Something similar is happening in British politics. As time passes, historic elections get further and further away from us. While we might still know the key results, the details become more and more uncertain. And, like distant stars in the night’s sky, soon they too will be lost to us forever.
This is a crucial problem for students of British politics. Since the advent of equal suffrage, only 24 general elections have taken place. This is not a large sample. As a result, there is only so much these data can teach us about how British politics works. In an ideal world, the problem would solve itself with the passage of time. With more elections comes more information that we can use to make sense of things. The problem, of course, is that the world is far from ideal.
This is also a crucial problem for British democracy, since the past is a reference against which we orient the present. Two issues spring to mind. First, that electoral uncertainty undermines political legitimacy. If we don’t know what happened, how can we be sure that we arrived where we are in a fair and democratic manner? Second, that the less we know about the past, the worse our ability to make decisions in the present. Are we doomed to vote for the same old mistakes over and over again?
Let’s use the 1945 UK general election as an example. It was, without doubt, the most important in recent British history. If Labour had not won, there would be no NHS and much of the post-war welfare state would look very different. Thus, we would expect to know a lot about it. Some things we know for sure. For instance, the result was a Labour landslide and the election occurred on the 5th July 1945. But others we do not. The official results are, to all intents and purposes, lost to history. We can do our best to piece them together using whatever contemporaneous data we can find, but much uncertainty remains.
When it comes to what happened in 1945, our two best sources are the Constituency-Level Elections Archive and Resul Umit’s constituency-level results data. Yet the two don’t even agree on what the vote count was. According to CLEA, it was around 27 million. According to Umit, it was 25 million instead.
Given these differences, we might ask “what do the official statistics say?”. While this is a sensible question, there is one problem: there aren’t any. The House of Commons library does host data on elections since 1918. Yet most of these data are second hand and exist only thanks to psephologists like FWS Craig who had the foresight to collect them at the time.
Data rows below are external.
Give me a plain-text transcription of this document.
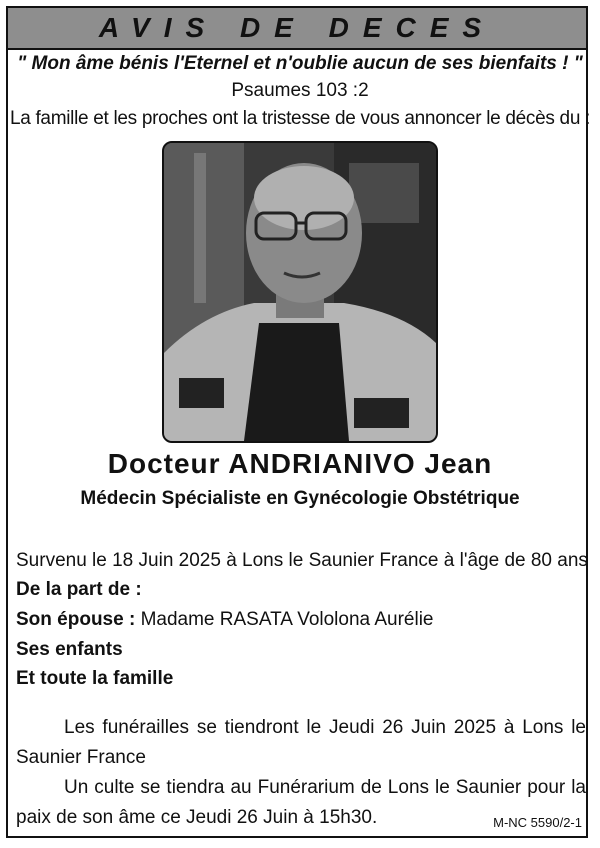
AVIS DE DECES
" Mon âme bénis l'Eternel et n'oublie aucun de ses bienfaits ! "
Psaumes 103 :2
La famille et les proches ont la tristesse de vous annoncer le décès du :
Docteur ANDRIANIVO Jean
Médecin Spécialiste en Gynécologie Obstétrique
Survenu le 18 Juin 2025 à Lons le Saunier France à l'âge de 80 ans
De la part de :
Son épouse : Madame RASATA Vololona Aurélie
Ses enfants
Et toute la famille
Les funérailles se tiendront le Jeudi 26 Juin 2025 à Lons le Saunier France
Un culte se tiendra au Funérarium de Lons le Saunier pour la paix de son âme ce Jeudi 26 Juin à 15h30.	M-NC 5590/2-1
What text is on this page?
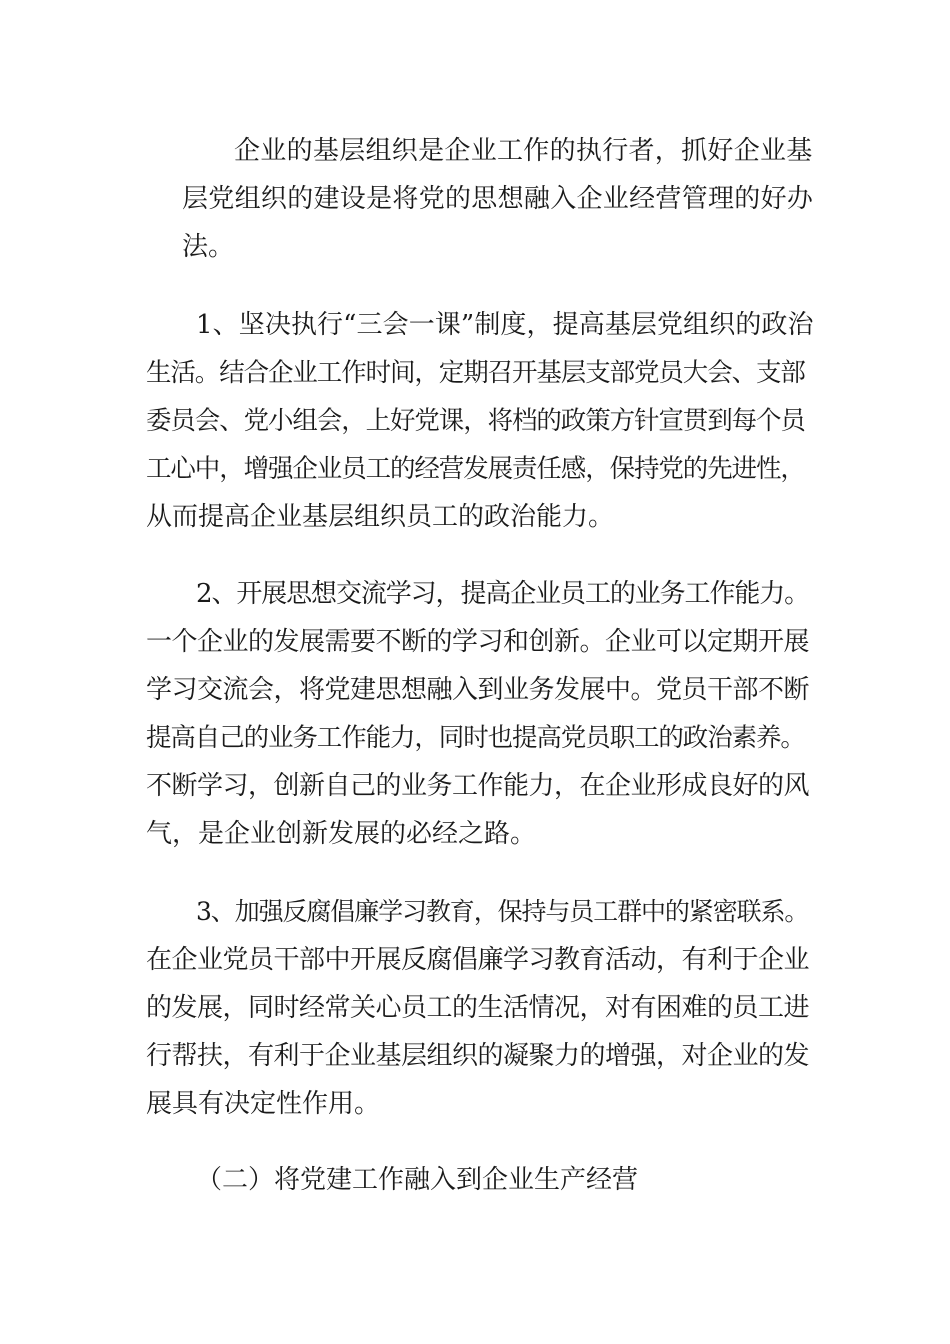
企业的基层组织是企业工作的执行者，抓好企业基
层党组织的建设是将党的思想融入企业经营管理的好办
法。
1、坚决执行“三会一课”制度，提高基层党组织的政治
生活。结合企业工作时间，定期召开基层支部党员大会、支部
委员会、党小组会，上好党课，将档的政策方针宣贯到每个员
工心中，增强企业员工的经营发展责任感，保持党的先进性，
从而提高企业基层组织员工的政治能力。
2、开展思想交流学习，提高企业员工的业务工作能力。
一个企业的发展需要不断的学习和创新。企业可以定期开展
学习交流会，将党建思想融入到业务发展中。党员干部不断
提高自己的业务工作能力，同时也提高党员职工的政治素养。
不断学习，创新自己的业务工作能力，在企业形成良好的风
气，是企业创新发展的必经之路。
3、加强反腐倡廉学习教育，保持与员工群中的紧密联系。
在企业党员干部中开展反腐倡廉学习教育活动，有利于企业
的发展，同时经常关心员工的生活情况，对有困难的员工进
行帮扶，有利于企业基层组织的凝聚力的增强，对企业的发
展具有决定性作用。
（二）将党建工作融入到企业生产经营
To be clear, I am not looking to deride either CLEA, Umit, or the House of Commons Library. All do valiant work that we would be much poorer without. Rather, my point is that if we care about British democracy, we need to preserve evidence of it. Otherwise, data will degrade, errors will accumulate, and uncertainty will overwhelm us.
Fundamentally, this is a failing of the British state. Labour’s historic landslide occurred within living memory only 78 years ago. Indeed, there will be thousands of people alive today who were also alive to witness Clement Attlee become Prime Minister. Yet, in this time, we have lost the ability to say what Labour’s vote share was at this most crucial point in its history. Though I have used 1945 as an example here, I’d wager that this is also true for all other intervening elections, since the state has no repository of election results nor has one ever existed.
The question then is what we should do about it. I like FWS Craig’s suggestion: that Returning Officers should have to send data on every election to the Clerk of the Crown.1 But this alone is not enough. The government should also make the raw data available online in a transparent and open-source format that anyone can access. Further, the data should be permanent, with any changes resulting in a new version of the data and an accompanying change log.
Now is the perfect time to be an astronomer. After all, we live in a time when telescopes exist that are powerful enough to see distant stars, galaxies, and other celestial way markers. That might not always be the case. The same is true for political science: we now know more and have more data than ever before. But if we want that to continue, and to protect our democracy, we need to avoid our own redshift at the polls and do what we can to preserve historic election data.